The first audiobook in The Phoenix Series of ‘The Olympus Project’ is available from the 16th of JANUARY. Five and three-quarter hours of gripping entertainment brought to you with narration by the excellent Marston York.
It has been almost two years since I finished my last book. I’ve tried and failed to get further than five to ten thousand words into the first book for several new series. I couldn’t convince myself I had what it took to master a different genre. We’ve all heard the joke about what a critic said after an author claimed to have written one hundred novels. No, said the critic, they’ve written the same novel one hundred times.

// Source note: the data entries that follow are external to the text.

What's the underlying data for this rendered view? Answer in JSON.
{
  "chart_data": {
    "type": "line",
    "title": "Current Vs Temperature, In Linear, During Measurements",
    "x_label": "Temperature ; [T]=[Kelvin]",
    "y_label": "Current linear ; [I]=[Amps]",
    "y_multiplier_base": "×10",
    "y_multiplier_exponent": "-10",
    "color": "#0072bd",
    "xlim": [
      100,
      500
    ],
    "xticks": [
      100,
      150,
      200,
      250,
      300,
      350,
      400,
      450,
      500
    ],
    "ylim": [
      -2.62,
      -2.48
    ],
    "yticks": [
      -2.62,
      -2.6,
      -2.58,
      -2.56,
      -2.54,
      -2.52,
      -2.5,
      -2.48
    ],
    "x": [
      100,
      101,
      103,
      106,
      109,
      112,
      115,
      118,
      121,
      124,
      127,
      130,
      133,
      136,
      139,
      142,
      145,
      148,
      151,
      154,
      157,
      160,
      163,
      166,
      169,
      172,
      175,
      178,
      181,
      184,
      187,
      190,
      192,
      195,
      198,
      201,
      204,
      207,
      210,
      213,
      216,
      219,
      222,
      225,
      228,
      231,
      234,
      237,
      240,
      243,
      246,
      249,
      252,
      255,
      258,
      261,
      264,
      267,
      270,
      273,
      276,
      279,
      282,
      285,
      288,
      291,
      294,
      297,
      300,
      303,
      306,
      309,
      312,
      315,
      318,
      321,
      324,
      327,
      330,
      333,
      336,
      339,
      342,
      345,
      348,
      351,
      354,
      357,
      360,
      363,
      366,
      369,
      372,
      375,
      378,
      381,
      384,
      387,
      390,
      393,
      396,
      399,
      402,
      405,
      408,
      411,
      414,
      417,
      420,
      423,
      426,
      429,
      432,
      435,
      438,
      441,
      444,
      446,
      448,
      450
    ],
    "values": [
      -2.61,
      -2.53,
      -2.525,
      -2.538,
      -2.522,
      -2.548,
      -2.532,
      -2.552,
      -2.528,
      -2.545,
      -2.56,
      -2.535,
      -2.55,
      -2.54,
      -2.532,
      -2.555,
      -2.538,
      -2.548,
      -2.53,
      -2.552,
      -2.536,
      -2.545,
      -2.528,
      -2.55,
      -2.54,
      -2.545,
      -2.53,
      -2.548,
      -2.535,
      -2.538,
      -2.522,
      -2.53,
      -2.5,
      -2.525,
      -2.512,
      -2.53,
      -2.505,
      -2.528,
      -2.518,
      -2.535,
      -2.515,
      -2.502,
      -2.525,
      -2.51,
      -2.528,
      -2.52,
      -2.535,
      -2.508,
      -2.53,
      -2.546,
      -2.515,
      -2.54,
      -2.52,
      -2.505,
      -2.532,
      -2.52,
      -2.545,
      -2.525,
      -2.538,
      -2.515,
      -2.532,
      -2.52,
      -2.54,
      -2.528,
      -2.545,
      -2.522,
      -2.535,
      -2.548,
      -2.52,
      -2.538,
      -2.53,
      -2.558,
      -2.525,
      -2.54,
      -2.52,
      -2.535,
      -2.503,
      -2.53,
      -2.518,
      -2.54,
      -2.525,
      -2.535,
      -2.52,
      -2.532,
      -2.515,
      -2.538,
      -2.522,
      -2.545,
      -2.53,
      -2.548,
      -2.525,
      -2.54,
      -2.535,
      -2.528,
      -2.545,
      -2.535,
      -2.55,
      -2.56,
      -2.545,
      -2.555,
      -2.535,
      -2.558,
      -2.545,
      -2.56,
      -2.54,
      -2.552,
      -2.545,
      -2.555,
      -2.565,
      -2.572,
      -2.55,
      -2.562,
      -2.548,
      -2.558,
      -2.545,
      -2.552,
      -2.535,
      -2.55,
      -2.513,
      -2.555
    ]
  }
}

At the risk of getting a similar response, I’ve decided to stick to what worked best for me. I’ve researched ten unsolved murders and selected six to be handled by Gus Freeman when he returns to the job he loves. We left him at home in Urchfont in March 2019 with his young son. His partner, Suzie Ferris, had returned to work. Fast forward five years, and the sixty-seven-year-old former detective gets a call from DI Alex Hardy at Gablecross police station in Swindon.
Alex and Neil Davis are struggling with a cold case from 2004 where the forty-year-old female victim was beaten to death in her remote home in the country. Gus looks out of the window at the wet, cold weather and decides his regular trip to the allotment is out of the question, so what did he have to lose? A chat with Alex would beat daytime TV hands down.
The working title for the series is ‘Murder Never Retires’, and the first title is ‘Back In Business’.
The Crime Review Team won’t be getting back together but Gus will work with Alex Hardy and Neil Davies in Swindon, Blessing Umeh in Salisbury, and Lydia Logan Barre in Dorchester. Each story will give me the chance to introduce new characters, or reintroduce familiar faces from the Freeman Files. A new Chief Constable was about to take charge at London Road in Devizes at the end of the previous series, and feathers will be ruffled when Gus comes out of retirement. What’s life without a little conflict?
We’ll see how things progress. I can’t rule out Amazing Grace needing a helping hand with a cold case at the Met, and many of the regulars from the series are still around at London Road or in the village of Urchfont, so there will be ‘the perfect blend of detective mystery and everyday life with Gus Freeman, The Wiltshire Detective’ that so many of you have enjoyed.